Attention : Un passage en 12 heures ne se décrète pas au détour d'un couloir ou d'un tableau de service. Cela requiert une procédure formelle, une concertation et une autorisation selon les règles légales en vigueur.

Contexte : pourquoi ce n'est pas normal

D'abord, la loi s'impose. L'organisation du temps de travail ne se change pas unilatéralement. Un passage en 12 heures modifie profondément la vie au travail : rythmes, repos, nuits, continuité des soins, prévention des risques.

La loi et les règles internes exigent une instruction formelle, la production de pièces obligatoires (évaluation des risques, planning-type, suivi RPS, impacts sur la sécurité des soins), puis une information et une consultation des représentants du personnel via le CSE et la F3SCT. Tant que ce cadre n'est pas respecté, on n'impose pas le 12 h.

Ensuite, une fausse affirmation circule. On vous dit : « Il n'est plus possible de faire des heures supplémentaires au CHU ». C'est faux.

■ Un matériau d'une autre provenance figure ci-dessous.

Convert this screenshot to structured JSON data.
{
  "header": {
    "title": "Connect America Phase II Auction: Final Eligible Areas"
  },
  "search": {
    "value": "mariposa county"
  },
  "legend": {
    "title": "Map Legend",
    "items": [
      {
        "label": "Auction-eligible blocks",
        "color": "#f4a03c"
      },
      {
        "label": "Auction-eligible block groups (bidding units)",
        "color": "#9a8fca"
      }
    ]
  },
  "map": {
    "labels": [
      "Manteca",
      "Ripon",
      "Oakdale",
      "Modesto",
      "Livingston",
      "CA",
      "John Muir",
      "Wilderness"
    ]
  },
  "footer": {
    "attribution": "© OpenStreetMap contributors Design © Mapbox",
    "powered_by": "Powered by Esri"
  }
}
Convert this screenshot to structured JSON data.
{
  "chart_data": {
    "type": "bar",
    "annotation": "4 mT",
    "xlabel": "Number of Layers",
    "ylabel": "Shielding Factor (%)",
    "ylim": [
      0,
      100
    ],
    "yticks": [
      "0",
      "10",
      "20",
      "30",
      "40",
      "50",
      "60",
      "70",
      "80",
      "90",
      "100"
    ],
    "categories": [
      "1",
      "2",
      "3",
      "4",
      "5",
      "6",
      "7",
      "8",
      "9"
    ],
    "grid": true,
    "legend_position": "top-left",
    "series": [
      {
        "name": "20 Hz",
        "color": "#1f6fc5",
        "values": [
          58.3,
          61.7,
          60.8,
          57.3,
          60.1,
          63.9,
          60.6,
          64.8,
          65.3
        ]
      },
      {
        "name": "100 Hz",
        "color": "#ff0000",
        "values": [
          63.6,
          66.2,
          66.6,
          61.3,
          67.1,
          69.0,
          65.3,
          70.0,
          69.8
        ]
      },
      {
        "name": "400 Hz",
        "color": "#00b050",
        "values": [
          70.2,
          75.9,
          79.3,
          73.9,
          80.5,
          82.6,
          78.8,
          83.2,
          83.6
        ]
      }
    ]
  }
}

Le Directeur des Ressources Humaines l'a confirmé en réunion avec les organisations syndicales : le recours aux heures supplémentaires reste possible, dans le respect des plafonds et des procédures. Faire croire l'inverse pour vous forcer en 12 h n'est pas acceptable. Quand il manque des bras, la solution ne consiste pas à allonger la journée de celles et ceux qui restent en contournant les règles ; elle consiste à organiser et dimensionner les effectifs, à activer les leviers disponibles (heures sup encadrées, rappels, renforts temporaires, pool de remplacement, régulation d'activité) dans un cadre régulier.

Enfin, le 12 h n'est pas un « mode permanent ». Il peut exister à titre encadré, sur la base d'un protocole clair, d'un suivi et d'une évaluation, parfois d'un volontariat réel, jamais sous la pression.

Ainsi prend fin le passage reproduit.